By the conclusion of the final war, more than 250,000 people had been killed and nearly one million displaced. Half that number remained to be repatriated in 2005 at the election of Liberia's first democratic President since the initial 1980 coup d'état of Samuel Doe.


The economic situation in both countries was so bad after the war that it affected the people living in the two countries.

Dr Koroma recounted that “11 years of civil war destroyed the whole country and every aspect of it and every Sierra Leonean was affected directly or indirectly by the war".

The economy of Sierra Leone is that of a least developed country with a Gross Domestic Product (GDP) of approximately $1.9 billion US in 2009. Since the end of the Sierra Leone Civil War in 2002, the economy is gradually recovering with a GDP growth rate of between four and seven per cent.

Sierra Leone's economic development has always been hampered by an overdependence on mineral exploitation.

Ms Sirleaf also recalled that “our institutions collapsed while infrastructure was destroyed, and we had an unserviced debt amounting to $4.9 billion”.


Mr Koroma said Sierra Leone was polarised as the people seemed to be divided along two political parties lines: the Sierra Leone People's Party (SLPP) and its main political rival, the All People's Congress (APC). Mr Koroma stood on the ticket of the APC to win the 2007 presidential election.


It is worthy to mention that Mr Koroma was able to build bridges between the APC and the SLPP to the displeasure of sympathisers of both parties. Koroma’s thinking was one of uniting the country for development.

Lessons learnt

These two former Presidents have been able to demonstrate the fact that some African leaders can change the narrative for Africa if given the opportunity.

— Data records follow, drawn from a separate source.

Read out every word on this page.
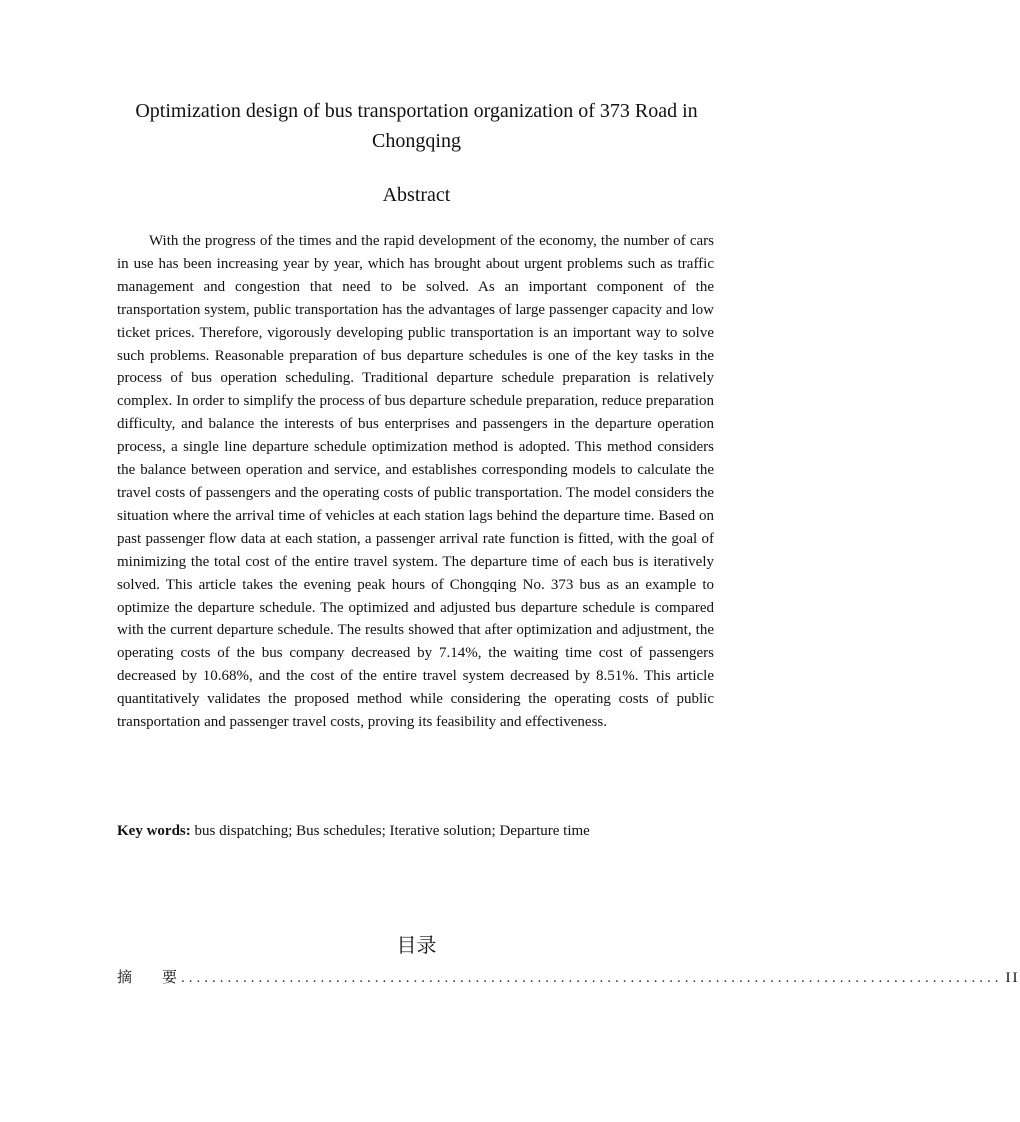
Optimization design of bus transportation organization of 373 Road in Chongqing
Abstract

With the progress of the times and the rapid development of the economy, the number of cars in use has been increasing year by year, which has brought about urgent problems such as traffic management and congestion that need to be solved. As an important component of the transportation system, public transportation has the advantages of large passenger capacity and low ticket prices. Therefore, vigorously developing public transportation is an important way to solve such problems. Reasonable preparation of bus departure schedules is one of the key tasks in the process of bus operation scheduling. Traditional departure schedule preparation is relatively complex. In order to simplify the process of bus departure schedule preparation, reduce preparation difficulty, and balance the interests of bus enterprises and passengers in the departure operation process, a single line departure schedule optimization method is adopted. This method considers the balance between operation and service, and establishes corresponding models to calculate the travel costs of passengers and the operating costs of public transportation. The model considers the situation where the arrival time of vehicles at each station lags behind the departure time. Based on past passenger flow data at each station, a passenger arrival rate function is fitted, with the goal of minimizing the total cost of the entire travel system. The departure time of each bus is iteratively solved. This article takes the evening peak hours of Chongqing No. 373 bus as an example to optimize the departure schedule. The optimized and adjusted bus departure schedule is compared with the current departure schedule. The results showed that after optimization and adjustment, the operating costs of the bus company decreased by 7.14%, the waiting time cost of passengers decreased by 10.68%, and the cost of the entire travel system decreased by 8.51%. This article quantitatively validates the proposed method while considering the operating costs of public transportation and passenger travel costs, proving its feasibility and effectiveness.

Key words: bus dispatching; Bus schedules; Iterative solution; Departure time
目录
摘要
.......................................................................................................... II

Documentation of achievements

Heartwarmingly, on Tuesday, December 14, 2021, former First Lady, Nana Konadu Agyeman-Rawlings, made an important remark during the launch of a book titled “J. J. RAWLINGS: MEMORIES AND MEMENTOS”, authored by the Pan-African Writers Association (PAWA).

Nana Agyeman-Rawlings observed that one of the weaknesses of the African continent is the failure to adequately document the positive achievements of illustrious and formidable personalities on the continent.

If the former First Lady's observation is anything to go by, then former Presidents Koroma and Ms Johnson both should be among the African leaders whose achievements need to be adequately documented so they could become some of the African leaders who should be immortalised.